Cost for 6 ESP S3 boxes? Couple of hundred euros. For what? A big, bulky satellite with inferior screen and sound compared to a mobile phone or tablet
Alex, you do what works best for you. It’s great if you prefer to use the Android app rather than setup satellite devices. That is why there are several options.
Personally I find that getting my phone out, logging in to the phone, and starting the app before I can turn a light on or off … is more painful than getting out of my chair and walking to the light switch. But speaking a command seems so easy … all i need is for it to work reliably
The idea is to use wake words on the locked phone.
Or have devices like old phones or tablets remain unlocked.
Or speaking to my TV while I am watching.
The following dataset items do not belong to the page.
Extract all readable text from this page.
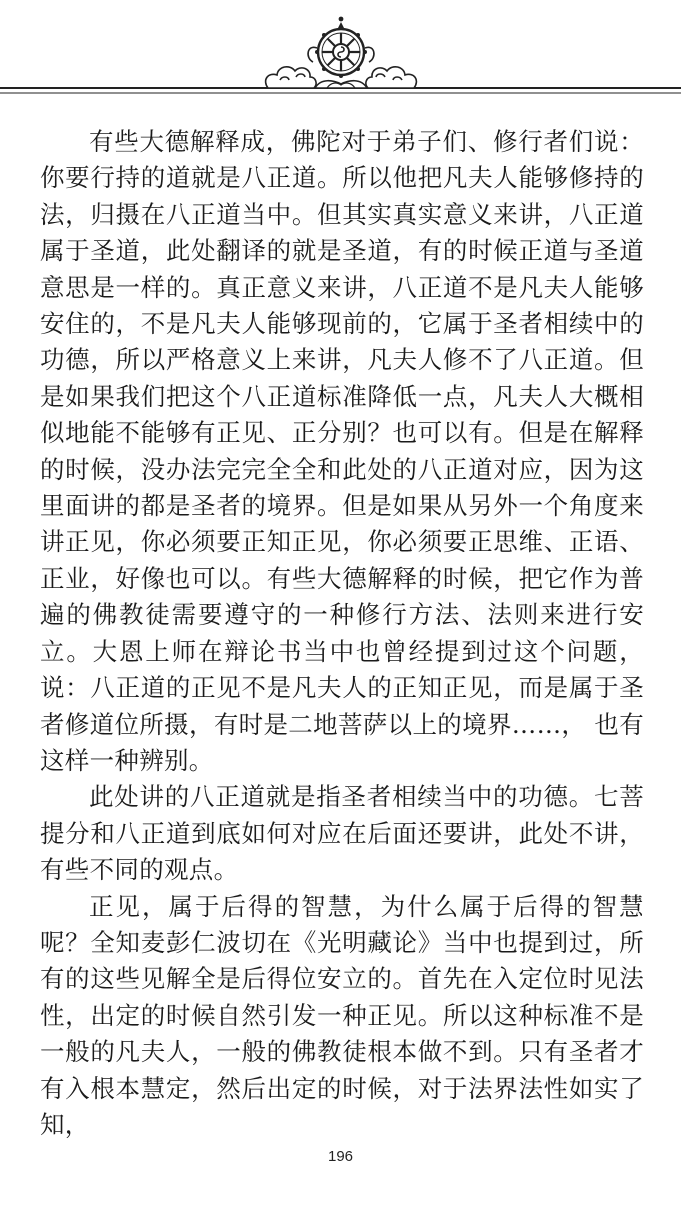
有些大德解释成，佛陀对于弟子们、修行者们说：你要行持的道就是八正道。所以他把凡夫人能够修持的法，归摄在八正道当中。但其实真实意义来讲，八正道属于圣道，此处翻译的就是圣道，有的时候正道与圣道意思是一样的。真正意义来讲，八正道不是凡夫人能够安住的，不是凡夫人能够现前的，它属于圣者相续中的功德，所以严格意义上来讲，凡夫人修不了八正道。但是如果我们把这个八正道标准降低一点，凡夫人大概相似地能不能够有正见、正分别？也可以有。但是在解释的时候，没办法完完全全和此处的八正道对应，因为这里面讲的都是圣者的境界。但是如果从另外一个角度来讲正见，你必须要正知正见，你必须要正思维、正语、正业，好像也可以。有些大德解释的时候，把它作为普遍的佛教徒需要遵守的一种修行方法、法则来进行安立。大恩上师在辩论书当中也曾经提到过这个问题，说：八正道的正见不是凡夫人的正知正见，而是属于圣者修道位所摄，有时是二地菩萨以上的境界……， 也有这样一种辨别。

此处讲的八正道就是指圣者相续当中的功德。七菩提分和八正道到底如何对应在后面还要讲，此处不讲，有些不同的观点。

正见，属于后得的智慧，为什么属于后得的智慧呢？全知麦彭仁波切在《光明藏论》当中也提到过，所有的这些见解全是后得位安立的。首先在入定位时见法性，出定的时候自然引发一种正见。所以这种标准不是一般的凡夫人，一般的佛教徒根本做不到。只有圣者才有入根本慧定，然后出定的时候，对于法界法性如实了知，

196
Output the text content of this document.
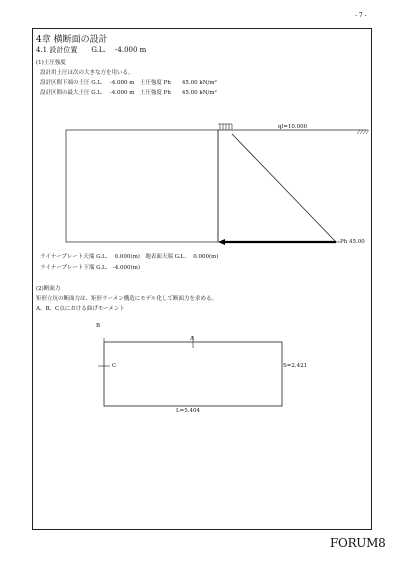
- 7 -
4章 横断面の設計
4.1 設計位置　　G.L.　 -4.000 m
(1)土圧強度
設計用土圧は次の大きな方を用いる。
設計区間下端の土圧 G.L.　 -4.000 m　土圧強度 Ph　　45.00 kN/m²
設計区間の最大土圧 G.L.　 -4.000 m　土圧強度 Ph　　45.00 kN/m²
ql=10.000
Ph 45.00
ライナープレート天端 G.L.　 0.000(m)　地表面天端 G.L.　 0.000(m)
ライナープレート下端 G.L.　-4.000(m)
(2)断面力
矩形立坑の断面力は、矩形ラーメン構造にモデル化して断面力を求める。
A、B、C点における曲げモーメント
B
A
C	S=2.421
L=5.404
FORUM8
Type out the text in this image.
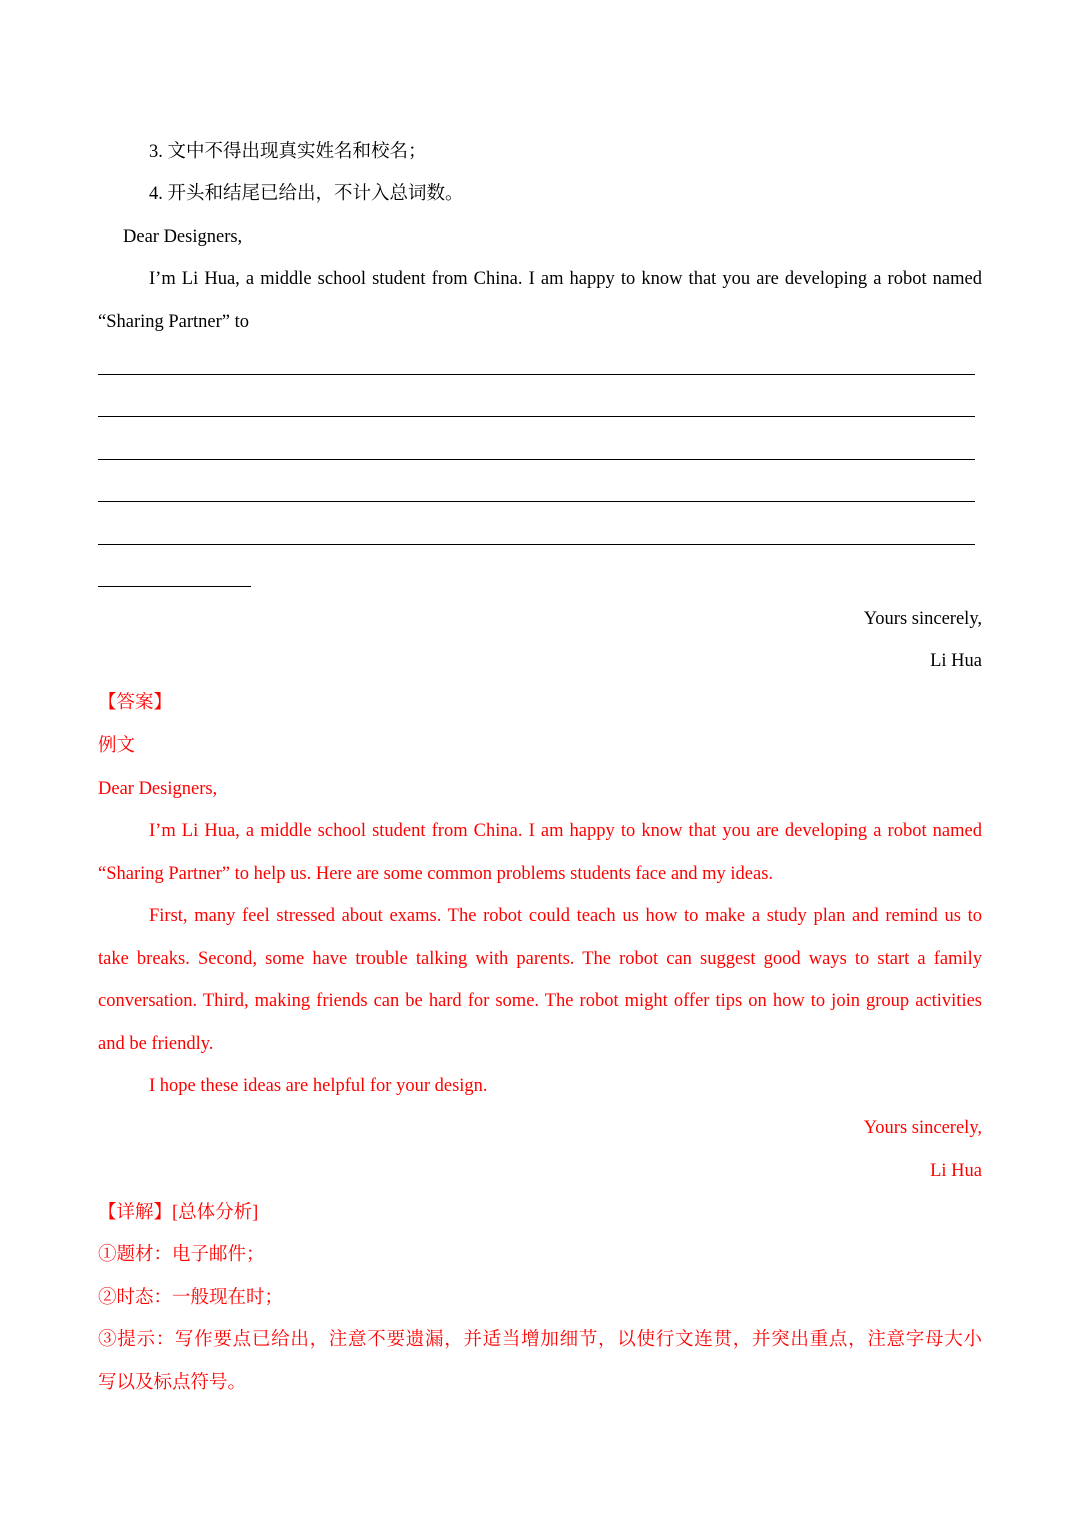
3. 文中不得出现真实姓名和校名；
4. 开头和结尾已给出，不计入总词数。
Dear Designers,
I’m Li Hua, a middle school student from China. I am happy to know that you are developing a robot named
“Sharing Partner” to
Yours sincerely,
Li Hua
【答案】
例文
Dear Designers,
I’m Li Hua, a middle school student from China. I am happy to know that you are developing a robot named
“Sharing Partner” to help us. Here are some common problems students face and my ideas.
First, many feel stressed about exams. The robot could teach us how to make a study plan and remind us to
take breaks. Second, some have trouble talking with parents. The robot can suggest good ways to start a family
conversation. Third, making friends can be hard for some. The robot might offer tips on how to join group activities
and be friendly.
I hope these ideas are helpful for your design.
Yours sincerely,
Li Hua
【详解】[总体分析]
①题材：电子邮件；
②时态：一般现在时；
③提示：写作要点已给出，注意不要遗漏，并适当增加细节，以使行文连贯，并突出重点，注意字母大小
写以及标点符号。
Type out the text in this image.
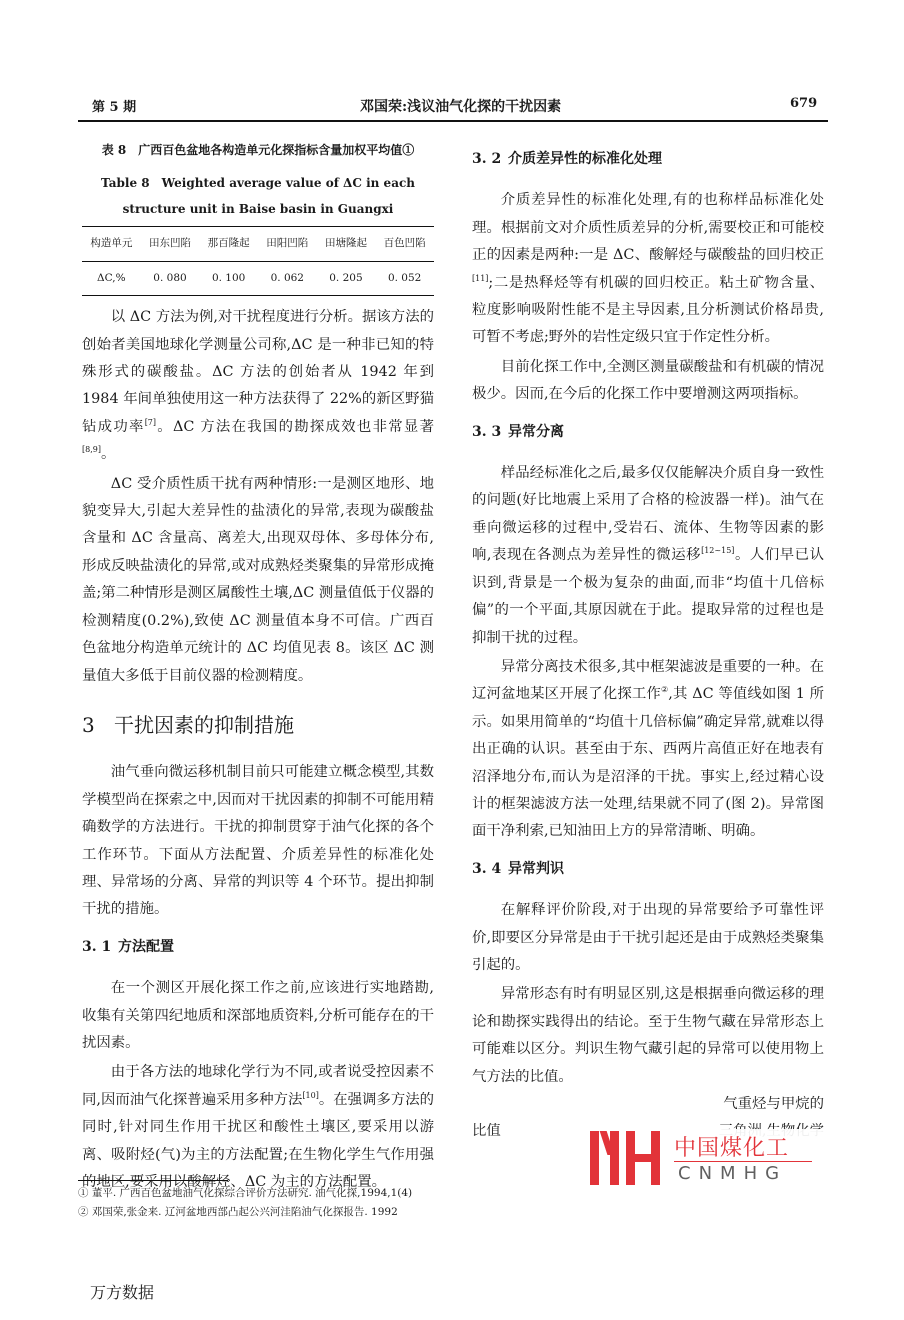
第 5 期	邓国荣:浅议油气化探的干扰因素	679
表 8　广西百色盆地各构造单元化探指标含量加权平均值①
Table 8　Weighted average value of ΔC in each
structure unit in Baise basin in Guangxi
构造单元	田东凹陷	那百隆起	田阳凹陷	田塘隆起	百色凹陷
ΔC,%	0. 080	0. 100	0. 062	0. 205	0. 052

以 ΔC 方法为例,对干扰程度进行分析。据该方法的创始者美国地球化学测量公司称,ΔC 是一种非已知的特殊形式的碳酸盐。ΔC 方法的创始者从 1942 年到 1984 年间单独使用这一种方法获得了 22%的新区野猫钻成功率[7]。ΔC 方法在我国的勘探成效也非常显著[8,9]。

ΔC 受介质性质干扰有两种情形:一是测区地形、地貌变异大,引起大差异性的盐渍化的异常,表现为碳酸盐含量和 ΔC 含量高、离差大,出现双母体、多母体分布,形成反映盐渍化的异常,或对成熟烃类聚集的异常形成掩盖;第二种情形是测区属酸性土壤,ΔC 测量值低于仪器的检测精度(0.2%),致使 ΔC 测量值本身不可信。广西百色盆地分构造单元统计的 ΔC 均值见表 8。该区 ΔC 测量值大多低于目前仪器的检测精度。

3 干扰因素的抑制措施

油气垂向微运移机制目前只可能建立概念模型,其数学模型尚在探索之中,因而对干扰因素的抑制不可能用精确数学的方法进行。干扰的抑制贯穿于油气化探的各个工作环节。下面从方法配置、介质差异性的标准化处理、异常场的分离、异常的判识等 4 个环节。提出抑制干扰的措施。

3. 1 方法配置

在一个测区开展化探工作之前,应该进行实地踏勘,收集有关第四纪地质和深部地质资料,分析可能存在的干扰因素。

由于各方法的地球化学行为不同,或者说受控因素不同,因而油气化探普遍采用多种方法[10]。在强调多方法的同时,针对同生作用干扰区和酸性土壤区,要采用以游离、吸附烃(气)为主的方法配置;在生物化学生气作用强的地区,要采用以酸解烃、ΔC 为主的方法配置。

3. 2 介质差异性的标准化处理

介质差异性的标准化处理,有的也称样品标准化处理。根据前文对介质性质差异的分析,需要校正和可能校正的因素是两种:一是 ΔC、酸解烃与碳酸盐的回归校正[11];二是热释烃等有机碳的回归校正。粘土矿物含量、粒度影响吸附性能不是主导因素,且分析测试价格昂贵,可暂不考虑;野外的岩性定级只宜于作定性分析。

目前化探工作中,全测区测量碳酸盐和有机碳的情况极少。因而,在今后的化探工作中要增测这两项指标。

3. 3 异常分离

样品经标准化之后,最多仅仅能解决介质自身一致性的问题(好比地震上采用了合格的检波器一样)。油气在垂向微运移的过程中,受岩石、流体、生物等因素的影响,表现在各测点为差异性的微运移[12~15]。人们早已认识到,背景是一个极为复杂的曲面,而非“均值十几倍标偏”的一个平面,其原因就在于此。提取异常的过程也是抑制干扰的过程。

异常分离技术很多,其中框架滤波是重要的一种。在辽河盆地某区开展了化探工作②,其 ΔC 等值线如图 1 所示。如果用简单的“均值十几倍标偏”确定异常,就难以得出正确的认识。甚至由于东、西两片高值正好在地表有沼泽地分布,而认为是沼泽的干扰。事实上,经过精心设计的框架滤波方法一处理,结果就不同了(图 2)。异常图面干净利索,已知油田上方的异常清晰、明确。

3. 4 异常判识

在解释评价阶段,对于出现的异常要给予可靠性评价,即要区分异常是由于干扰引起还是由于成熟烃类聚集引起的。

异常形态有时有明显区别,这是根据垂向微运移的理论和勘探实践得出的结论。至于生物气藏在异常形态上可能难以区分。判识生物气藏引起的异常可以使用物上气方法的比值。

气重烃与甲烷的

比值

中国煤化工
CNMHG
① 董平. 广西百色盆地油气化探综合评价方法研究. 油气化探,1994,1(4)
② 邓国荣,张金来. 辽河盆地西部凸起公兴河洼陷油气化探报告. 1992
万方数据
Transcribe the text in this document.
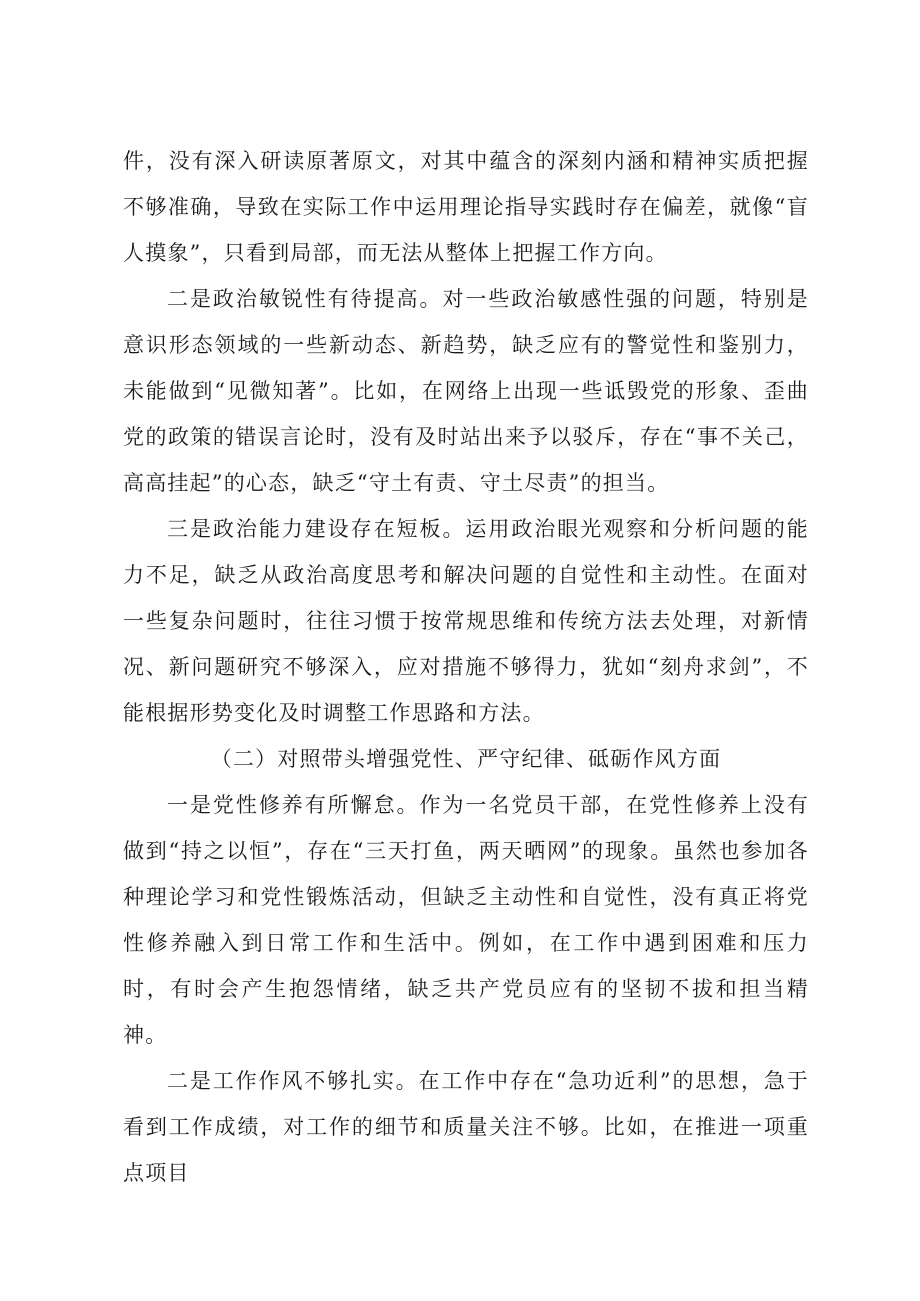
件，没有深入研读原著原文，对其中蕴含的深刻内涵和精神实质把握不够准确，导致在实际工作中运用理论指导实践时存在偏差，就像“盲人摸象”，只看到局部，而无法从整体上把握工作方向。

二是政治敏锐性有待提高。对一些政治敏感性强的问题，特别是意识形态领域的一些新动态、新趋势，缺乏应有的警觉性和鉴别力，未能做到“见微知著”。比如，在网络上出现一些诋毁党的形象、歪曲党的政策的错误言论时，没有及时站出来予以驳斥，存在“事不关己，高高挂起”的心态，缺乏“守土有责、守土尽责”的担当。

三是政治能力建设存在短板。运用政治眼光观察和分析问题的能力不足，缺乏从政治高度思考和解决问题的自觉性和主动性。在面对一些复杂问题时，往往习惯于按常规思维和传统方法去处理，对新情况、新问题研究不够深入，应对措施不够得力，犹如“刻舟求剑”，不能根据形势变化及时调整工作思路和方法。

（二）对照带头增强党性、严守纪律、砥砺作风方面

一是党性修养有所懈怠。作为一名党员干部，在党性修养上没有做到“持之以恒”，存在“三天打鱼，两天晒网”的现象。虽然也参加各种理论学习和党性锻炼活动，但缺乏主动性和自觉性，没有真正将党性修养融入到日常工作和生活中。例如，在工作中遇到困难和压力时，有时会产生抱怨情绪，缺乏共产党员应有的坚韧不拔和担当精神。

二是工作作风不够扎实。在工作中存在“急功近利”的思想，急于看到工作成绩，对工作的细节和质量关注不够。比如，在推进一项重点项目
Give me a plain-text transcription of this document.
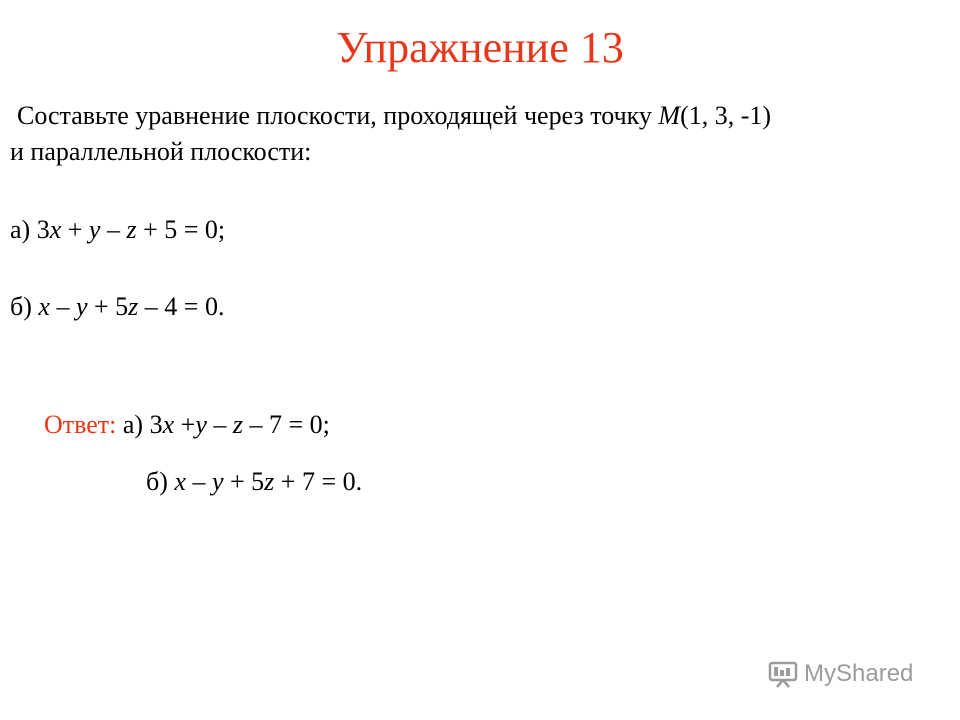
Упражнение 13
Составьте уравнение плоскости, проходящей через точку M(1, 3, -1)
и параллельной плоскости:
а) 3x + y – z + 5 = 0;
б) x – y + 5z – 4 = 0.
Ответ: а) 3x +y – z – 7 = 0;
б) x – y + 5z + 7 = 0.
MyShared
You can already control all your devices with the locked phone by using the tiles. Now it is “just” necessary to add wake words
And the computing power of a 50 € tablet is much higher than that of a 50 € esp device. Mic and speaker are also better. Imagine just hanging a bunch of firehd tablets on your walls and speaking to them. Would look much nicer than esp devices and offer nice big screens and great touch control
Does anyone know why the home assist voice preview edition hardware doesn’t seem to support microWakeWord?
I have both the home assistant voice preview edition and an M5stack atom echo, the M5 seems far more accurate at respond to wake words when using local wake word processing, it performs much worse using HA for wake word processing, on par with the home assistant voice preview edition
Both devices seem to have the same eap32-s3 esp32.
actually you can create your own ESP32s3 with microphones and audio amplifier for about 10€ (but you have to know how to solder) and the result is good. Spending more than 40€ is not worth it…
I’ve had a lot of luck with Wyoming Satellite on Android using Termux for on device wake words on Android. Works great on my Pixel 8a running a beta version of Android 16 and the nspanel pro 120 which is lower power ARM and Android 8 I believe. About the only issue was getting it to start at boot so I just used some tasker equipment to launch it on boot. You get to control the mic gain which is nice and the mics are already meant for far field communication on phones at least and most people have an older model sitting around somewhere. Don’t need the companion app installed either.